Radiation therapy should be considered the most rational method of treatment – close-focus X-ray irradiation or electron beam irradiation at a dose of about 40 Gy per focus.
Pulmonary lymphosarcoma with an isolated location is detected late. With a generalized lesion, the disease can trigger a kind of pneumonia: dry cough, increasing shortness of breath, high fever, “pale cyanosis”, light cyanosis of the lips. Antibiotic therapy at first can reduce the temperature, but the overall condition remains severe. Soon the temperature rises again to high numbers (39-40 ° C) and does not decrease. The general intoxication at the same time is expressed very moderately, the progressing respiratory insufficiency prevails.

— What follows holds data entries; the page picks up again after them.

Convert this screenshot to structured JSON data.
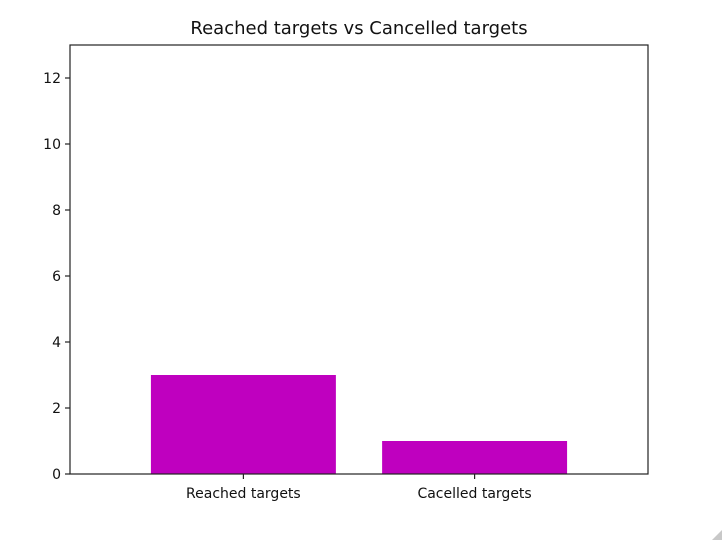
{
  "chart_data": {
    "type": "bar",
    "title": "Reached targets vs Cancelled targets",
    "categories": [
      "Reached targets",
      "Cacelled targets"
    ],
    "values": [
      3,
      1
    ],
    "xlabel": "",
    "ylabel": "",
    "ylim": [
      0,
      13
    ],
    "yticks": [
      0,
      2,
      4,
      6,
      8,
      10,
      12
    ],
    "bar_color": "#bf00bf",
    "grid": false,
    "legend": "none"
  }
}
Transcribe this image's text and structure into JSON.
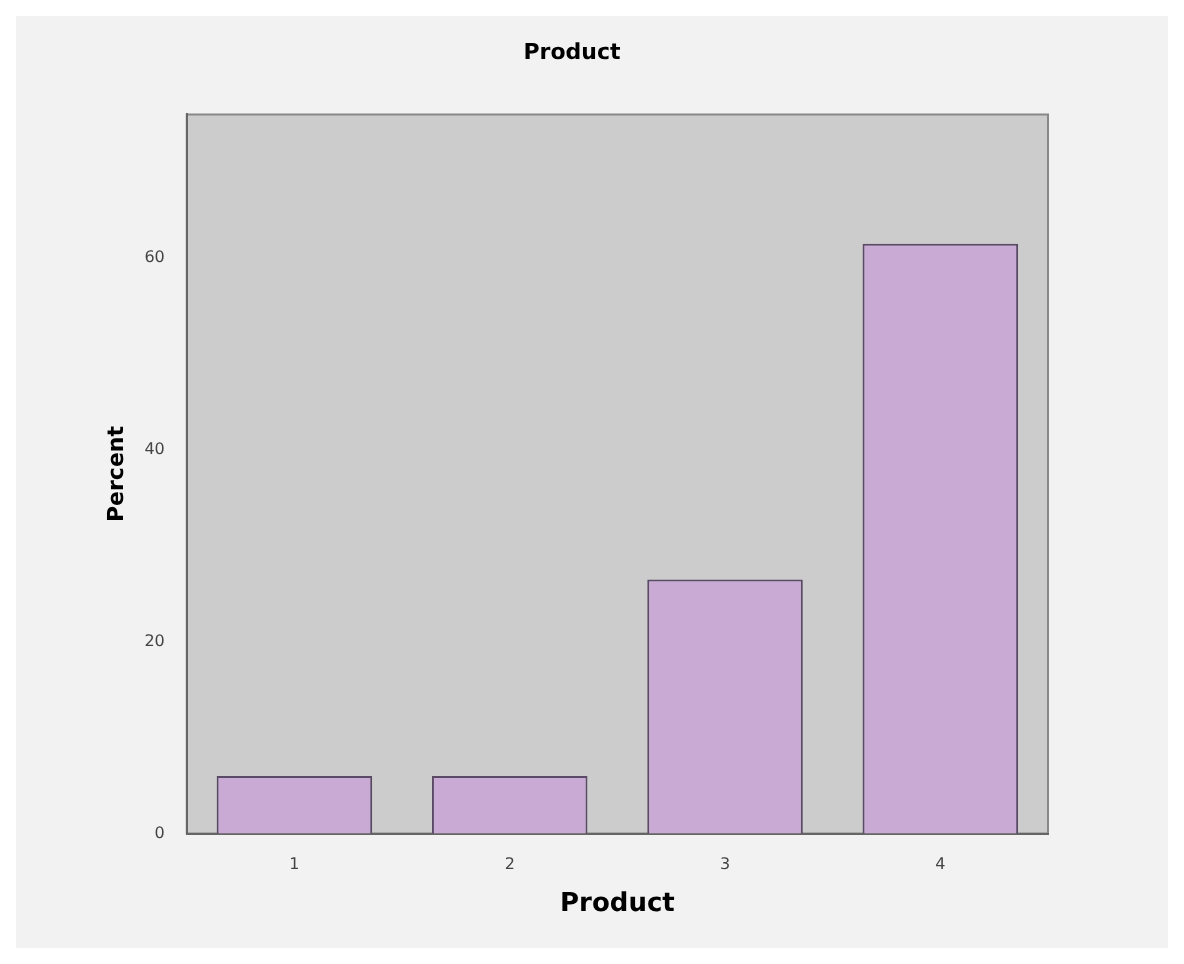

Unlike pulmonary insufficiency of inflammatory origin, in patients with lymphosarcoma of the lung, the patients, choking, cannot assume a sitting position, they are forced to lie down. Radiologically common lymphosarcoma of the lungs resembles disseminated miliary tuberculosis. The diagnosis of pulmonary lymphosarcoma is made according to lung biopsy. At the autopsy, the affected lungs are so dense that they literally stand on a sectional table, not spreading out.
Histologically, there is diffuse proliferation of young lymphoid cells, contributing to the development of large proliferates infiltrating the interstitial lung tissue, alveolar septum.
When lymphosarcoma of the lung should be carried out courses of chemotherapy.
Tonsil lymphosarcoma deserves special attention because of the peculiarities of the tumor response to therapy.
Treatment of isolated gastric lymphosarcoma surgery.